Классик без ретуши - Николай Мельников
Шрифт:
Интервал:
Закладка:
В романе «Под знаком незаконнорожденных» это заметно очень сильно, отчасти из-за совпадения тем; ибо автор книги «Под знаком незаконнорожденных» обращается, как делал и Стерн, к «столкновению между миром учености и тем, что творит человечество» (Дуглас Джефферсон). Герой романа — известный философ Адам Круг, некто, во всем подобный Набокову, с его собственными высшими способностями. <…> В сущности, это Шенди, только трагический; гибель его сына — это следствие одержимости интеллектом, привычной уверенности, что все происходит в соответствии с предвидением разума, равно как и Тристама ввергли в катастрофу озабоченность его отца книжными знаниями и одержимость дяди Тоби исследованиями. Разница между комедией Стерна и трагедией Набокова лишь в том, что неопровержимые факты, о которые ушибается Шенди, благонравны и достойны уважения; тогда как силы, победившие Круга, бесцельны, банальны и направлены на разложение философии.

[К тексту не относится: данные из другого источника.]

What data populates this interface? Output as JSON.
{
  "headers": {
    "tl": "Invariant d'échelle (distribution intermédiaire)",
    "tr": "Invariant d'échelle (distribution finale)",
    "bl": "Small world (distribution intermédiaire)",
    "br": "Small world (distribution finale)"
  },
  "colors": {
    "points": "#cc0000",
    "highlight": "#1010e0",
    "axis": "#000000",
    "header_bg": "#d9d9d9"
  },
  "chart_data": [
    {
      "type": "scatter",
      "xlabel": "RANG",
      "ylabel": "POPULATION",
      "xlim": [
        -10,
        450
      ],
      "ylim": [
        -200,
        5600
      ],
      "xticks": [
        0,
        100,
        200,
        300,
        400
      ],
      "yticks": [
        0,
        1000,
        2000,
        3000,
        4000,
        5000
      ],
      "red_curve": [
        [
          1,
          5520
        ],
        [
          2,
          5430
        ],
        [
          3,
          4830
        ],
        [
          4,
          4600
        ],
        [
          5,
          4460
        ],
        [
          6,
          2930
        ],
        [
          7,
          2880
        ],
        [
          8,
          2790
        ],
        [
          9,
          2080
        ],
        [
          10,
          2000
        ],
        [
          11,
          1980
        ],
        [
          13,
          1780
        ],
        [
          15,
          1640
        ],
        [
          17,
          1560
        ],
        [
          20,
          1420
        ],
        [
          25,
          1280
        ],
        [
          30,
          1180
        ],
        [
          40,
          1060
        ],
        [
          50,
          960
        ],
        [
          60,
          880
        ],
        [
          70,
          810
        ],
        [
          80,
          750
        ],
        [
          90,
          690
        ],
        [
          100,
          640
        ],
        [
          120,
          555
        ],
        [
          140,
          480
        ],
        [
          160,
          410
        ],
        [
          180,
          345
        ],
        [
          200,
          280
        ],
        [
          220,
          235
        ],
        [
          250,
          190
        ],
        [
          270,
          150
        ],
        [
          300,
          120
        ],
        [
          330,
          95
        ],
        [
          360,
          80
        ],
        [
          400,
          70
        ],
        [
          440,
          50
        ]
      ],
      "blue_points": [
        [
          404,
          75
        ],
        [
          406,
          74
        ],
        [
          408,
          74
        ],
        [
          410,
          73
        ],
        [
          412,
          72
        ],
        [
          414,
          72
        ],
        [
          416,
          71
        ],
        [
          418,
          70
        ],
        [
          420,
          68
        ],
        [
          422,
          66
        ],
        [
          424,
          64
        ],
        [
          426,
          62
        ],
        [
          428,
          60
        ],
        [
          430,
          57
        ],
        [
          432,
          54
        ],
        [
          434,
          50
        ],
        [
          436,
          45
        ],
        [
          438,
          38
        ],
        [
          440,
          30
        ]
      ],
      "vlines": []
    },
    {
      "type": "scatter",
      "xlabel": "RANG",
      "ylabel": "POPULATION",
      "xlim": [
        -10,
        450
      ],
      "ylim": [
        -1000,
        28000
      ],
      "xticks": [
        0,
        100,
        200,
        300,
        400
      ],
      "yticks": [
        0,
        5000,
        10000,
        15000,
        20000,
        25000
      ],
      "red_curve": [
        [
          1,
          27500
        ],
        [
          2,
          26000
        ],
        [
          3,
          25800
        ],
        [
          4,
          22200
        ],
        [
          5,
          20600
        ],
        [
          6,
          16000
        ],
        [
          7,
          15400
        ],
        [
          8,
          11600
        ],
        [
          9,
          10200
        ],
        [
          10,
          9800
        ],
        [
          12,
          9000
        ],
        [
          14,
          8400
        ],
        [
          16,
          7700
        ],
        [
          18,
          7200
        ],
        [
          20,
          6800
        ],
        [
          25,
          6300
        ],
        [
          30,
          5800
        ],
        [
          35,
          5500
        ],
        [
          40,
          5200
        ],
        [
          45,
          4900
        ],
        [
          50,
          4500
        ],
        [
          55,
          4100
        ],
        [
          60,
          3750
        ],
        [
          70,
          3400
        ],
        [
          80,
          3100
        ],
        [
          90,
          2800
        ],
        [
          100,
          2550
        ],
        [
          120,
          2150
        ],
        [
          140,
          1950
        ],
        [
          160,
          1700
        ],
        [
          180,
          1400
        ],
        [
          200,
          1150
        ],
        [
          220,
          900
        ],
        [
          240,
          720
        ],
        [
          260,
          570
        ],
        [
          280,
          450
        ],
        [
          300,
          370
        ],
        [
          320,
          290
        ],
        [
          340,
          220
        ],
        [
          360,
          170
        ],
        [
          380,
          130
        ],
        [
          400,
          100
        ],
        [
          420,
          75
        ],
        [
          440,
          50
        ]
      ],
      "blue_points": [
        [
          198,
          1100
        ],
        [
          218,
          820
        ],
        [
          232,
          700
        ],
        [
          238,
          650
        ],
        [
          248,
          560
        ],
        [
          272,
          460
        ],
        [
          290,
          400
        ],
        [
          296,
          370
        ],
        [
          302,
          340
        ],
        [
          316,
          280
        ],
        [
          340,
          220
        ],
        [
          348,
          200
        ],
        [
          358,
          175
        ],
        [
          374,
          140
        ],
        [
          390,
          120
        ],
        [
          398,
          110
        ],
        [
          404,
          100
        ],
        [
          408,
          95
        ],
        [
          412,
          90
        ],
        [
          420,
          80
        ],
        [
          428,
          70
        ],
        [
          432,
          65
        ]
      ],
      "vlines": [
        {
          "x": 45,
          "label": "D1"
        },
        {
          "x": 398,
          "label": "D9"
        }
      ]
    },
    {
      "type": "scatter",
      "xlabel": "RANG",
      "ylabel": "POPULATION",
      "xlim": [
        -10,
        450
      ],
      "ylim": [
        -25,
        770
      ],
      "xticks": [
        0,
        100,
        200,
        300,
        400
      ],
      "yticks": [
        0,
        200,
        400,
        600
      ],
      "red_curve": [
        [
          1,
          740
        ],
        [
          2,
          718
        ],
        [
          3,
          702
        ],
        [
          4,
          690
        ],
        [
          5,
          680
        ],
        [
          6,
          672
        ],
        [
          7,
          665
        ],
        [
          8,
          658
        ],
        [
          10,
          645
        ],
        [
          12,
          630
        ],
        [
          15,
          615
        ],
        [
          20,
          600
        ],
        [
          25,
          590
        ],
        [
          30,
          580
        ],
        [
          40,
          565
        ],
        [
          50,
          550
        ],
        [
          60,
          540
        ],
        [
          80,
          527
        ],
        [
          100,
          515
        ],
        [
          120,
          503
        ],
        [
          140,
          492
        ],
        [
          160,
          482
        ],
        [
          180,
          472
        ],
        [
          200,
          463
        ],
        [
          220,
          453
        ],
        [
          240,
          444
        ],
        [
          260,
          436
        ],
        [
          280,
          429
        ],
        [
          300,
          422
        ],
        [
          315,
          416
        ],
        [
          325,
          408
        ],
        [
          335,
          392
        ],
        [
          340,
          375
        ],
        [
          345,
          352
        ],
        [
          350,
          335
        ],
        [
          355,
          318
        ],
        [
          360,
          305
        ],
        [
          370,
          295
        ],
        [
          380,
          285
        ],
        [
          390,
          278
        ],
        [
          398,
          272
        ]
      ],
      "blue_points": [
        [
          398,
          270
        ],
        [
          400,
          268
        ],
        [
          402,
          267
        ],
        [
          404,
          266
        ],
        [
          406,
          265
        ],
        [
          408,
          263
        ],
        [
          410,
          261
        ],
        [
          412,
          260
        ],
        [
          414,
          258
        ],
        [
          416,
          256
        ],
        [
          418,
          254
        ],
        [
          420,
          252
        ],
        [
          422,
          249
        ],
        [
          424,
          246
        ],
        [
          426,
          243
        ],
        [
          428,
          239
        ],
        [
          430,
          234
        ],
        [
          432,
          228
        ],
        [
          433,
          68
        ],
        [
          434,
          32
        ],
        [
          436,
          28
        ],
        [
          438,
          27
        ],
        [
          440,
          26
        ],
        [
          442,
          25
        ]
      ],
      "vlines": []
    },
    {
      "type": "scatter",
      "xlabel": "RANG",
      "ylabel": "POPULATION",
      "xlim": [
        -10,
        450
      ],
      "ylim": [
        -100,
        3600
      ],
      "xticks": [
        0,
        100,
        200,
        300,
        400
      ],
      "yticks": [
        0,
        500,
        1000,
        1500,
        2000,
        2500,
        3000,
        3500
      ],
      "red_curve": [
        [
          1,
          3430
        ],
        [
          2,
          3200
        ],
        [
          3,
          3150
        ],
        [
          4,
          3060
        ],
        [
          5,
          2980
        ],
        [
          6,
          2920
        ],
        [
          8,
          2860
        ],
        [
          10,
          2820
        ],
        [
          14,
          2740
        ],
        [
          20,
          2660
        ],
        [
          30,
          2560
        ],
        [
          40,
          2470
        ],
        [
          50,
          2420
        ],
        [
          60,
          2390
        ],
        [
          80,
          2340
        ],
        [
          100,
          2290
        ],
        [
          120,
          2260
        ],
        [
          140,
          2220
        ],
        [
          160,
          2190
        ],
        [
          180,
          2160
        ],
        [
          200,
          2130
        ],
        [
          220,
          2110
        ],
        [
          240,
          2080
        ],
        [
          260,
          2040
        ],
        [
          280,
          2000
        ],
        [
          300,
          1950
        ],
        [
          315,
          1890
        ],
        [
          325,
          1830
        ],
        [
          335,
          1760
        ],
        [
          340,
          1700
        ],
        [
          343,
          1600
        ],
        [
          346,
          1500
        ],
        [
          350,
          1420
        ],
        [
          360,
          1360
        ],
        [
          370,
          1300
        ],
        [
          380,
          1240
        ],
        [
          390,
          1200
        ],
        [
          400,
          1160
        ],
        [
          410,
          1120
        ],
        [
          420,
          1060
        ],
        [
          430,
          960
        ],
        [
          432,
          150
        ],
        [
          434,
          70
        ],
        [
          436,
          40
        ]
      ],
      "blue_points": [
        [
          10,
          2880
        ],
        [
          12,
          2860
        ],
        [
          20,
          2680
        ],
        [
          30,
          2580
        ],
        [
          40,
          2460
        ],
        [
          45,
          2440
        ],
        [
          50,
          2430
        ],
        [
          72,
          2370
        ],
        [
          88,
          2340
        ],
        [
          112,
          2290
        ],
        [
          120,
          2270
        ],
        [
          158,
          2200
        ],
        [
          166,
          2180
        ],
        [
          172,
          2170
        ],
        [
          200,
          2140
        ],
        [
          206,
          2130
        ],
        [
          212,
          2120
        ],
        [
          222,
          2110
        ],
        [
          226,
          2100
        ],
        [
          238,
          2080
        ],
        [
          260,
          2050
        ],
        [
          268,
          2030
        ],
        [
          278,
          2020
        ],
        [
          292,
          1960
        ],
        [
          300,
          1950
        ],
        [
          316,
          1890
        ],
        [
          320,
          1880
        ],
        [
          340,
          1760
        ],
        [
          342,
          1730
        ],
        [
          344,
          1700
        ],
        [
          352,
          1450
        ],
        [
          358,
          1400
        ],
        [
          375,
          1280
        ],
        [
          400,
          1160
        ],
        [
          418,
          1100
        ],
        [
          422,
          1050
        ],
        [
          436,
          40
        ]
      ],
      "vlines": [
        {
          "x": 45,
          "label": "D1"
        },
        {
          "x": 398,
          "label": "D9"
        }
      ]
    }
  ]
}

Различие существенное, но оно не умаляет впечатления лингвистического и формального сходства между произведениями Набокова и Стерна. Оба, к примеру, используют научный язык для создания фарсах…>
Набоков вносит в свое повествование дьявольский беспорядок и делает это в той же манере, что и Стерн. Например, автор адресует себе краткие замечания. «Описать спальню. <…> Последний шанс описать спальню». Или вмешивается из жалости: «именно в этот миг я ощутил укол сострадания к Адаму и соскользнул по косому лучу бледного света, вызвав мгновенное сумасшествие». Он вводит пространные отступления, вроде большого фрагмента, посвященного «Гамлету», которым, несомненно, пытается превзойти эпизод «Сцилла и Харибда» из «Улисса». «Подлинная интрига пьесы (по мнению профессора Гамма, ученого, принявшего новый режим) становится ясной, как день, если понять следующее: Призрак, явившийся на зубчатые стены Эльсинора, — это вовсе не тень отца Гамлета. Это тень отца Фортинбраса». Он будто бы пришел ослабить моральное состояние Дании и приуготовить путь для успеха Фортинбраса-младшего. Круг прислушивается к данному аргументу, и «замысловатость кружения этой беспримерной глупости» напоминает ему о новом режиме. Потом он набрасывает сценарий (до Оливье) фильма «Гамлет»: декорация — заросший чертополохом сад, «Гамлет в Виттенберге, вечно опаздывающий, пропускающий лекции Дж. Бруно» упоминает «старого здоровяка короля Гамлета, разящего боевым топором полчища полячишек» и «заболоченную равнину, где растет Orchis mascula». Затем идет этимологическая игра: Офелия, вполне вероятно, «анаграмма имени Алфея (Alpheios — Ophelia — с „s“, затерявшейся в мокрой траве), — Алфей, это был речной бог, преследовавший долгоногую нимфу, пока Артемида не обратила ее в источник (ср. „Озеро Виннипег“, журчание 585, изд-во „Вико Пресс“)». Под конец обсуждаются переводы из «Гамлета» на нововведенный язык. После всего этого за окнами появляются два шарманщика, и необычайно отвратительные офицеры полиции прибывают арестовать друга профессора Круга.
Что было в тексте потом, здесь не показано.